Cette obligation vise à éviter que la collectivité soit
contrainte
d’assumer
les dépenses de santé d’individus qui auraient négligé de s’assurer, alors qu’ils en
avaient les moyens, et permet aussi d’égaliser les conditions de concurrence entre
les entreprises.
Le Président a laissé ouvert le débat sur la création d’une
assurance
publique,
qui constituerait une alternative aux assurances privées. Les défenseurs du projet d’assurance publique estiment
qu’elle
permettrait
de réduire les coûts : «l’assureur public, n’ayant pas à dégager de marge bénéficiaire,
pourrait pratiquer des prix plus bas, la concurrence avec les compagnies privées créerait ensuite une pression
générale à la baisse des prix».
Mais les adversaires de cette option, parmi lesquels on
trouve notamment les assureurs privés, considèrent que la concurrence d’un assureur
public serait déloyale et que cette nouvelle institution finirait, à terme, par
dominer le marché.
Le Président s’est déclaré «ouvert sur cette question,
suggérant que des organismes de statut coopératif, à but non lucratif, pourraient
remplir la même
fonction
sur le marché de l’assurance qu’une institution publique».
3- Outre l’extension de l’assurance maladie, les
Américains sont
confrontés
à un deuxième défi : celui de la maîtrise de leurs dépenses de santé. De tous les pays
développés, «les Etats-Unis sont en effet celui qui consacre la part la plus importante de sa richesse
nationale à la santé.
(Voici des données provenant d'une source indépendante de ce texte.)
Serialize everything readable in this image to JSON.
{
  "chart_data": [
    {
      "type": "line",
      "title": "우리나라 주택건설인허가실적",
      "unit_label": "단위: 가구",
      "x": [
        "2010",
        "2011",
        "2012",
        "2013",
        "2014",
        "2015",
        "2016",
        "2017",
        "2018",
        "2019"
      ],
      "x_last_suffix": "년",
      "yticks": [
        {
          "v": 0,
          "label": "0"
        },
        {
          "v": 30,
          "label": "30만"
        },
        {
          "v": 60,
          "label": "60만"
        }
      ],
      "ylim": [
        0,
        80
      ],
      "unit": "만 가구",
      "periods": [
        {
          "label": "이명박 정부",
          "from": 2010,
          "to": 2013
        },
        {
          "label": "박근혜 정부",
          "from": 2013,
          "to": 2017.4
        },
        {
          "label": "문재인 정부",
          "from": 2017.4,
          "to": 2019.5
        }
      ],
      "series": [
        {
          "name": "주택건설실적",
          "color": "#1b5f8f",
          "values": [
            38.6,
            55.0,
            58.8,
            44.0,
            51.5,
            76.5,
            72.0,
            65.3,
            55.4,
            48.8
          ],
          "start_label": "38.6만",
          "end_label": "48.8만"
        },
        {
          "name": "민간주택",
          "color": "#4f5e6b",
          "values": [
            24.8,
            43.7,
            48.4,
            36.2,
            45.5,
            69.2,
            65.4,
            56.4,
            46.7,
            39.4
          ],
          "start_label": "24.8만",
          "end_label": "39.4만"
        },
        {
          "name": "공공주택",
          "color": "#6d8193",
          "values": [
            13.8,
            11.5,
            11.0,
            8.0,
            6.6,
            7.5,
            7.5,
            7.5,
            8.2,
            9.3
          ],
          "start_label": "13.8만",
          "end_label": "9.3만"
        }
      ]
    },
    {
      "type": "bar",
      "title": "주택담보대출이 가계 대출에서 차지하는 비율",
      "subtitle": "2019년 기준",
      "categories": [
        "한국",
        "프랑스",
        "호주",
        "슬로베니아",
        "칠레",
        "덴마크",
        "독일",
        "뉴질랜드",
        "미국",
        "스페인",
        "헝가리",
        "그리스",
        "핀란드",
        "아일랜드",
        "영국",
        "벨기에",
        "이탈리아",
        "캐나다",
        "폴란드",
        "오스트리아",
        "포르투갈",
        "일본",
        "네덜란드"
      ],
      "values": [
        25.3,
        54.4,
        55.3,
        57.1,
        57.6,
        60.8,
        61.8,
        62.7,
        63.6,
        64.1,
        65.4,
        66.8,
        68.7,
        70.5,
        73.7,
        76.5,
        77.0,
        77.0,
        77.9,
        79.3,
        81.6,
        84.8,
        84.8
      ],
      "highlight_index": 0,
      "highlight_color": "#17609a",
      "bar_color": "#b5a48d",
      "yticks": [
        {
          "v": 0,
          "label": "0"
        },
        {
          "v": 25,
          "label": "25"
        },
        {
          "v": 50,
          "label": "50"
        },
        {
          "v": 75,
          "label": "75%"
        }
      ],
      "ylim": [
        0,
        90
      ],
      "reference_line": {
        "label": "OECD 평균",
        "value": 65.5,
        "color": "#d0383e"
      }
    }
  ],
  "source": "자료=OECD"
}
Pourtant, les Etats-Unis sont dans une position moyenne si l’on
considère leurs
principaux
indicateurs de santé, ce qui suggère que l’efficacité de ces dépenses est modeste».
La recherche d’économies est d’autant plus indispensable que
la réforme de l’assurance
maladie devrait occasionner d’importantes dépenses supplémentaires au cours des dix prochaines
années.
La commission des finances du Sénat américain a d’ailleurs fait observer que : «comparé aux
autres pays industrialisés, la qualité de notre système de soins n’est pas à la
hauteur de notre niveau d’investissement. Les Etats-Unis se classent derniers
sur dix-neuf pays industrialisés par le nombre de décès qui pourraient être
évités et vingt
neuvièmes sur trente-sept
pour la mortalité infantile, à un niveau proche de la Slovaquie et de la Pologne et derrière Cuba et la
Hongrie. Notre taux de mortalité infantile est le double de celui de la France
et de l’Allemagne».
En même temps, les Etats-Unis se classent seulement au
trente-quatrième rang mondial pour l’espérance de vie et que les deux tiers
des Américains
souffrent
d’un surpoids.
L’Institut de médecine de l’Académie des sciences américaine
a estimé que 18000 décès prématurés seraient dus, chaque année, à l’absence de couverture maladie d’une
partie de la population.
Par conséquent, la réforme qui vient d’être adoptée par le
Congrès est principalement consacrée à la réforme de l’assurance maladie. Elle
comporte toutefois «un ensemble de dispositions qui visent à ralentir la
progression des dépenses de santé, notamment en favorisant la prévention et en
expérimentant de nouvelles modalités de rémunération des médecins».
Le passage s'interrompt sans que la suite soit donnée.